President Clinton prepared yesterday to host Israeli Prime Minister Yitzhak Rabin and Palestine Liberation Organization Chairman Yasser Arafat, who will meet at the White House today for the signing of an agreement giving the Palestinians limited self-rule in the Gaza Strip and the West Bank city of Jericho. But speculation surfaced over whether Mr. Rabin and Mr. Arafat would embrace or shake hands. Rabin's wife told Israeli radio yesterday that she believes her husband will shake the hand of Israel's long-time enemy. Foreign Minister Shimon Peres says he, too, will shake hands. A PLO official says Arafat will offer a handshake and a hug if he gets a warm greeting from the Israelis. Discovery launched

The space shuttle Discovery soared toward orbit yesterday with five astronauts on a long-overdue mission to deliver a pair of satellites and practice spacewalking. It was the fourth launch attempt for the mission in two months. Aristide supporter slain

Gunmen on Saturday broke up a mass in Port-au-Prince being held to commemorate those slain in a military-backed massacre five years ago. Antoine Izmery, a leading supporter of exiled president Jean-Bertrand Aristide, was killed. A Roman Catholic priest said the assassins of Izmery were plainclothes police agents. Bosnia partition pact close

Lord David Owen told EC ministers meeting in Belgium over the weekend that he thinks agreement in suspended talks on the partition of Bosnia-Herzegovina into three loosely aligned republics is "just weeks away." He said current efforts to ensure Bosnian Muslims access to a seaport would be crucial in convincing the Muslims to return to the talks in Geneva. US Defense Secretary Les Aspin spoke at the conference yesterday, saying some 50,000 peacekeepers would be needed to implement a peace accord, and about half the troops would be American. Mr. Aspin predicted it would be hard to get the Congress to approve US participation if US allies didn't contribute at least half the force. India bombings

Four bombs exploded across India yesterday, killing two people and damaging a strategic bridge. The attacks came one day after a car bomb killed eight people in an apparent attempt to assassinate a top politician. No one claimed responsibility for the bombings.India, a nation of 880 million people, is contending with separatist campaigns by Sikhs in the Punjab, Muslims in Jammu-Kashmir state, and sporadic operations by tribespeople in the northeast. Nigeria vote is set

Nigeria's two political parties and the National Electoral Commission, all creations of former dictator Gen. Ibrahim Babangida, said in a short statement on Friday that a new presidential election will be held Feb. 19. General Babangida voided the results of the June 12 ballot, which businessman Moshood Abiola apparently won.
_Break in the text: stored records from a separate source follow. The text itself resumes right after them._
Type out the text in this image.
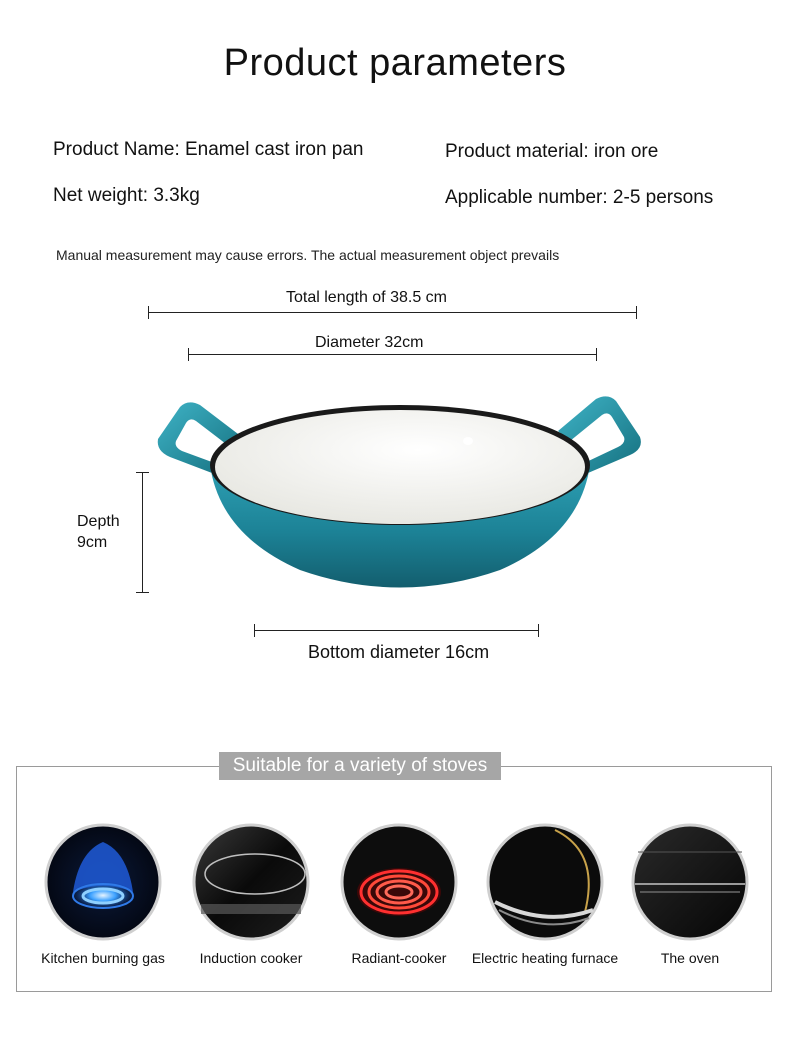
Product parameters
Product Name: Enamel cast iron pan	Product material: iron ore
Net weight: 3.3kg	Applicable number: 2-5 persons
Manual measurement may cause errors. The actual measurement object prevails
Total length of 38.5 cm
Diameter 32cm
Depth
9cm
Bottom diameter 16cm
Suitable for a variety of stoves
Kitchen burning gas	Induction cooker	Radiant-cooker	Electric heating furnace	The oven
Georgia may see martial law

Eduard Shevardnadze, facing an insurrection in western Georgia by supporters of the former president, threatened to impose emergency rule throughout his troubled country yesterday. Mr. Shevardnadze was expected to make his decision at a meeting with Georgian military commanders later yesterday. Joint review on Yanomami

The Venezuelan Foreign Ministry said Saturday that Brazil had accepted its proposal to form a joint commission to investigate a massacre of Yanomami Indians in the Amazon jungle on their common border. The most recent reports say illegal Brazilian gold miners slaughtered about 70 Yanomami two months ago in Venezuela. The killings were reported Aug. 17. Allende's overthrow marked

Demonstrators clashed with police, and bombs exploded as Chile marked the 20th anniversary of the military coup led by Gen. Augusto Pinochet. He seized power on Sept. 11, 1973, overthrowing President Salvador Allende. The military controlled the government for 17 years until Patricio Aylwin was elected in 1990.